The UVM cheesemaking certificate is a four-week, online program for cheesemongers, food systems professionals, and aspiring cheesemakers.
“We had students in the program who are novices about cheese, and we also had professionals. Everybody was able to pull something out of that class and learn something,” he says. “To me, that’s impressive.”
The UVM Cheesemaking Certificate is designed to:
- Share the expertise of Vermont’s award-winning cheesemakers
- Help beginning cheesemakers, cheesemongers, and other people working within the food system build knowledge around types of cheeses and the foundations of cheesemaking
- Introduce students to the various career pathways in the cheese industry
- Equip students with the ability to conduct sensory evaluations for different types of cheese
“What I loved at UVM was the communication piece between the students. We all read each other’s work and commented on each other’s work,” Aldridge says. “This program allowed there to be a small community of people trying to gain more cheese knowledge, and at the same time, be able to support each other as well. I thought that was something very unique.”

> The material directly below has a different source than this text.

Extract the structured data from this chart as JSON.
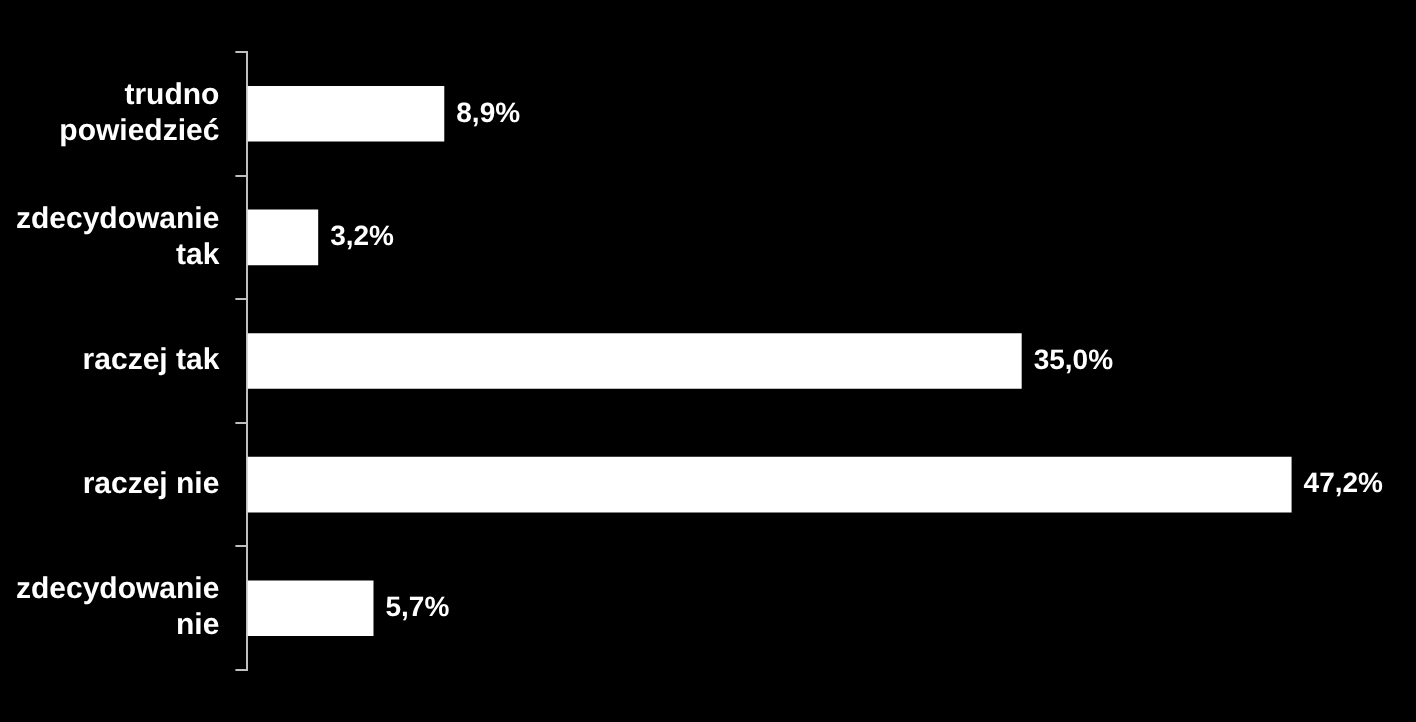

Aldridge began his cheese business career in 2005 at Murray’s Cheese in New York. He had studied restaurant management at the University of Alabama and graduated with plans for managing or owning a restaurant.
“Then I realized how hard the restaurant business was and couldn’t find a job,” he says. “A friend suggested I apply to Murray’s for a job selling cheese. I love food, I always have. Even though I didn’t know much about cheese, I was known to be pretty good at customer service.”
Aldridge worked his way up quickly at Murray’s, first becoming an assistant manager within two months and eventually promoted to manager.
“I always say that when I became manager at Murray’s, I left the cheese counter. And I missed that. It made me yearn for cheese again,” he says, adding that wanting to work more closely with cheese again prompted him to change jobs and work for Gourmet Foods International.
The UVM course was an effective way for Aldridge to learn and rediscover things about cheese, including the terroir of cheese and flavor profiles.
“Studying the terroir isn’t normally done in a lot of cheese courses. But UVM made us really think about cheese—things like the condition of the land that the animals grazed on, and how the cheese was going to taste based on what the cows were eating,” he says. “UVM pulls it all together.”
The UVM program also rekindled Aldridge’s passion for cheese.
“While I might call myself an old-timer in the business, so to speak, I was still able to get passionate, and I was still able to learn,” he says.